All these tools help to create what open-notebook aficionados call a living paper, which contains all components of the research, from e-mails to conference chatter on Twitter, and links them together in an openly accessible, easily updatable, digital workflow. “A living paper is alive in that it gets updated and it reflects the ongoing process,” says Boettiger. It allows scientists to document their entire scientific process, which they — and whomever they choose to share it with — can add to and derive new ideas from, says Matthew Jones, an expert in informatics at the National Center for Ecological Analysis and Synthesis at the University of California, Santa Barbara.

Preserved for posterity

All these records must be stored, and archiving not only data and computations, but also intellectual discussions, presents challenges.
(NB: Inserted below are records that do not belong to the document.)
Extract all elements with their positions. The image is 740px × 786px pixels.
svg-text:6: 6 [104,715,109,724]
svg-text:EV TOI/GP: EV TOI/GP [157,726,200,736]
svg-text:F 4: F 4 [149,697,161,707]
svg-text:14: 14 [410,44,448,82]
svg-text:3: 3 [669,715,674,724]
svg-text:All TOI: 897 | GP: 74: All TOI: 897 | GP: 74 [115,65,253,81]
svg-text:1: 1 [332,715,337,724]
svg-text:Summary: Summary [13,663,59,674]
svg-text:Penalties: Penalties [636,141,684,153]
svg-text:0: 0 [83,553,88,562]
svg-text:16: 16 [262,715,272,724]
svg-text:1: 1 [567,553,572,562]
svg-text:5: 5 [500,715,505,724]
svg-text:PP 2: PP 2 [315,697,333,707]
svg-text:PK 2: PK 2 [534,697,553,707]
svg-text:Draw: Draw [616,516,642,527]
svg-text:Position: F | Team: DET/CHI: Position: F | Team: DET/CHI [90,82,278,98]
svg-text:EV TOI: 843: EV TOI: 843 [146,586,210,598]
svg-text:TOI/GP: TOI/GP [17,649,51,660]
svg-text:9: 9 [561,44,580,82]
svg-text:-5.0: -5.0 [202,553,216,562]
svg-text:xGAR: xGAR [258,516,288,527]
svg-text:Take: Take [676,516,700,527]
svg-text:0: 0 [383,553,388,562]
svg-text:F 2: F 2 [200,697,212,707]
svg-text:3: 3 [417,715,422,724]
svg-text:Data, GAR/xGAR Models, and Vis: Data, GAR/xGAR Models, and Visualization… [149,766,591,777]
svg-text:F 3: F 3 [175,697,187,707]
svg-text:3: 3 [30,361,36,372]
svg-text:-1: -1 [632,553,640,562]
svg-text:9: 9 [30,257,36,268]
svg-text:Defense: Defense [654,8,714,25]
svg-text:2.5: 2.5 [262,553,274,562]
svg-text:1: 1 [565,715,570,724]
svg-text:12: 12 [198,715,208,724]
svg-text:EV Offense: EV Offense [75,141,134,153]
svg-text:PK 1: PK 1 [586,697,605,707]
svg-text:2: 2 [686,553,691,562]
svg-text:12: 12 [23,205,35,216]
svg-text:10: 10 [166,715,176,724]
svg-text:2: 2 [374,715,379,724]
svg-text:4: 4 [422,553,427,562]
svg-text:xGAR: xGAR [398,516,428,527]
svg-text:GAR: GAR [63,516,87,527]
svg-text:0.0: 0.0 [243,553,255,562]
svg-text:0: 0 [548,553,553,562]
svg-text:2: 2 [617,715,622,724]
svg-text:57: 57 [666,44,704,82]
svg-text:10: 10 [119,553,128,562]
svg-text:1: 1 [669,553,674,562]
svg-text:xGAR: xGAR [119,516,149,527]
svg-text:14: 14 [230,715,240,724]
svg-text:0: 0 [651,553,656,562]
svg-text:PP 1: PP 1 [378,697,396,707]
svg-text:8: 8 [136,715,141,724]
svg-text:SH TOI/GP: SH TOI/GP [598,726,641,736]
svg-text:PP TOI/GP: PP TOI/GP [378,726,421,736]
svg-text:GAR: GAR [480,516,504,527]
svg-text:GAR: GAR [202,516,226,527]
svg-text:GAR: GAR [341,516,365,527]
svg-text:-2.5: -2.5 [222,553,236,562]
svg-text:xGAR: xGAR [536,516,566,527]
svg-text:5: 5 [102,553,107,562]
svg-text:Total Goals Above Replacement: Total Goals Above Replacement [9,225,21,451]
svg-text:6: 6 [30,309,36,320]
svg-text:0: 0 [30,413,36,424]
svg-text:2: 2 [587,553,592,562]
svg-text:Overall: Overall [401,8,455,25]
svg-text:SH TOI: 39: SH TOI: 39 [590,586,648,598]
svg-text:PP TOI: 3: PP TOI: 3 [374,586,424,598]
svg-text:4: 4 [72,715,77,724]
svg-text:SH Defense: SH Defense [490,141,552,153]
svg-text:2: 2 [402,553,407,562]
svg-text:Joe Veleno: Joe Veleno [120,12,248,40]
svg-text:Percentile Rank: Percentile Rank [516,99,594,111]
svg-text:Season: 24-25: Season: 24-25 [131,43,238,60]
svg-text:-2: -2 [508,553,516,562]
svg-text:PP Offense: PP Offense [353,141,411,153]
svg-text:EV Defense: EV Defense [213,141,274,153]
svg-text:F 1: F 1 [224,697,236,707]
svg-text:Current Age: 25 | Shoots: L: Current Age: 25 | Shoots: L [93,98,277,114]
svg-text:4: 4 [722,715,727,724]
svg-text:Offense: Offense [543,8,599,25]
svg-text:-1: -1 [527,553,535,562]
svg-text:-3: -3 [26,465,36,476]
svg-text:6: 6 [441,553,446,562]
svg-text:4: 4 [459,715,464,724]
Boettiger links his Twitter feed to his open notebook, and generates a running online tab of his reading and notes through the Mendeley reference manager. “Our literature has expanded so rapidly that other people are often our best sources of being able to figure out what to read,” he says. Peter Andras, a computer scientist at Newcastle University, UK, also logs his reading through Mendeley and encourages his students to do the same.

But web-based resources often decline in popularity and if that happens, the record can languish unseen, or potentially even be lost. FriendFeed, for example, a hybrid between Twitter and Facebook, had a healthy researcher following in 2010 but now has substantially fewer users. Phillip Lord, a bioinformatician and a collaborator of Andras, says that for security he archives digital files through both archive.org, a general web repository, and an initiative at the British Library in London. Archiving services act as networks of libraries, storing data in multiple places to ensure that if one copy were lost or destroyed, it could be retrieved elsewhere.

Such challenges make it difficult to maintain electronic and open notebooks — but they are unlikely to stop their increasing adoption. “We're moving away from the science that we can document with a pen and paper to the science that we do in six different venues on instruments and with GPSs and laptops and paper and pen,” says Strasser. “How do we capture that? It's super hard.” Even so, the advantages are hard to ignore. “The days of paper lab books,” Lord says, “are well past their best.”